Canine prostate cancer cell transcriptome reveals important dysregulation in PI3K/AKT/mTOR pathway

Dogs are the only large mammals, besides humans, that develop spontaneous prostate cancer, which has a poor prognosis and limited treatment efficacy. Considering the central role of mammalian target of rapamycin (mTOR) in carcinogenesis, the use of rapamycin, an mTOR inhibitor, has attracted considerable attention. In this study, we performed gene expression microarray analyses of normal canine prostate and prostate carcinoma cells. Among the 6,270 differentially expressed genes revealed in the transcriptome, 3,242 were upregulated and 3,028 were downregulated, and were related to phosphatidylinositol 3-kinase (PI3K)/AKT/mTOR pathway activation, as confirmed by enrichment analysis. Among the genes involved in this pathway, we found increased expression levels of FKBP1A, FKBP1B, AKT1S1, PDK2, PIP5K1 and PIP5KL1 in canine prostate cancer cells compared with normal prostate cells.

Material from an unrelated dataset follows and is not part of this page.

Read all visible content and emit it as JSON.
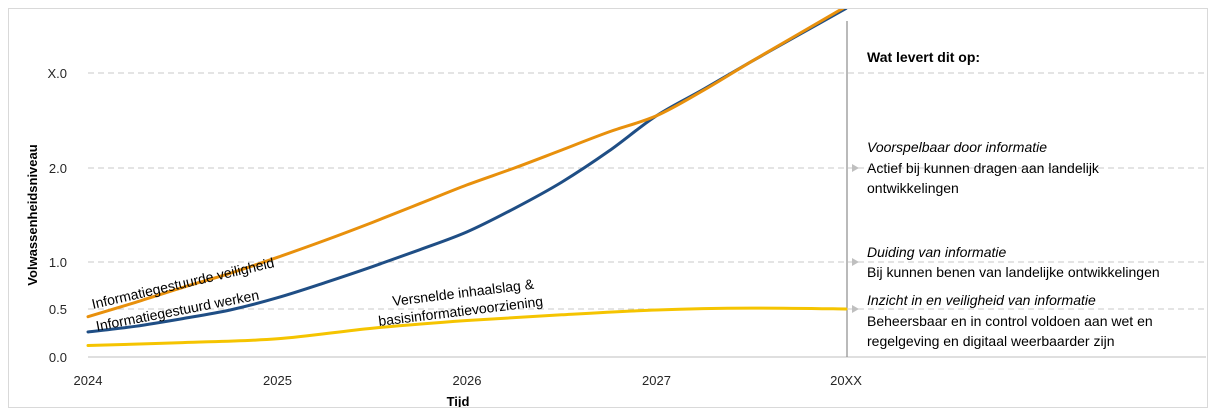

We also treated two canine prostate cancer cell lines (PC1 and PC2) with rapamycin in vitro (6, 10 and 12 μM) for 24 h and observed a dose-dependent decrease in cell viability. Our results indicate that rapamycin significantly increased AKT transcript levels in both cell lines, indicating resistance to treatment. However, mTOR and 4E-BP1 expression were downregulated after rapamycin treatment. We suggest that mTOR inhibition is a potential treatment of choice for canine prostate cancer, which may guide and contribute to future prostate carcinoma clinical trials. However, the acquisition of resistance to treatment remains a challenge, and precision medicine may help overcome this problem.